Greffière : lors des débats M. POZZOBON
ARRET :
— PAR DEFAUT
— prononcé publiquement par mise à disposition au greffe après avis aux parties
— signé par A.M. ROBERT, présidente et par M. POZZOBON, greffière
EXPOSÉ DES FAITS ET DE LA PROCÉDURE
M. [Z] [N] est propriétaire des lots no 4 (appartement), 34 (cellier) et 64 (place de parking) de la copropriété [Adresse 1], située [Adresse 2] à [Localité 1] (31).
Le Syndicat des copropriétaires de la résidence, représenté par son syndic en exercice, la Sarl Agestis, a réclamé à M. [Z] [N] le paiement de charges de copropriété impayées.
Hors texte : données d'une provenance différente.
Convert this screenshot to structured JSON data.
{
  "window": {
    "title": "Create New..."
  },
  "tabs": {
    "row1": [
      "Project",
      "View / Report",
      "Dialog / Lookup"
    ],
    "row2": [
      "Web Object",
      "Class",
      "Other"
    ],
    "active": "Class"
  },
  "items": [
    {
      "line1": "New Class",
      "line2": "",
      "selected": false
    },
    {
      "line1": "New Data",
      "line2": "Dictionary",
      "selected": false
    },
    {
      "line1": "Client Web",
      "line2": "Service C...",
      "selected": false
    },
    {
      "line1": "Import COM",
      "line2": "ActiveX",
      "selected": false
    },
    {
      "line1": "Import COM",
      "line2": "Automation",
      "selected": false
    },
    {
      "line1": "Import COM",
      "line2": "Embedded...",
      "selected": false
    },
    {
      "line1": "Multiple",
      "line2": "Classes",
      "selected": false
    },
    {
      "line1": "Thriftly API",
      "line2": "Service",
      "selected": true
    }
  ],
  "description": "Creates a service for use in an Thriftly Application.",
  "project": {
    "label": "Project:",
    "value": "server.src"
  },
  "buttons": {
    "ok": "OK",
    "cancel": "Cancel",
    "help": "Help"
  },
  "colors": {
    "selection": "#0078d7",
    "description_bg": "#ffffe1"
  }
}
Par jugement du 25 novembre 2016, le juge de proximité de [Localité 1] a condamné M. [Z] [N] au paiement de la somme de 1522,78 € au titre des charges de copropriété et frais impayés arrêtés au 9 novembre 2015.
M. [Z] [N] ne s’est pas acquitté des charges de copropriété échues postérieurement au jugement.
Par acte d’huissier du 17 octobre 2022, le Syndicat des copropriétaires de la [Adresse 1], représenté par son syndic en exercice la Sarl Agestis, a fait assigner M. [Z] [N] en paiement des charges de copropriété impayées devant le tribunal judiciaire de Toulouse.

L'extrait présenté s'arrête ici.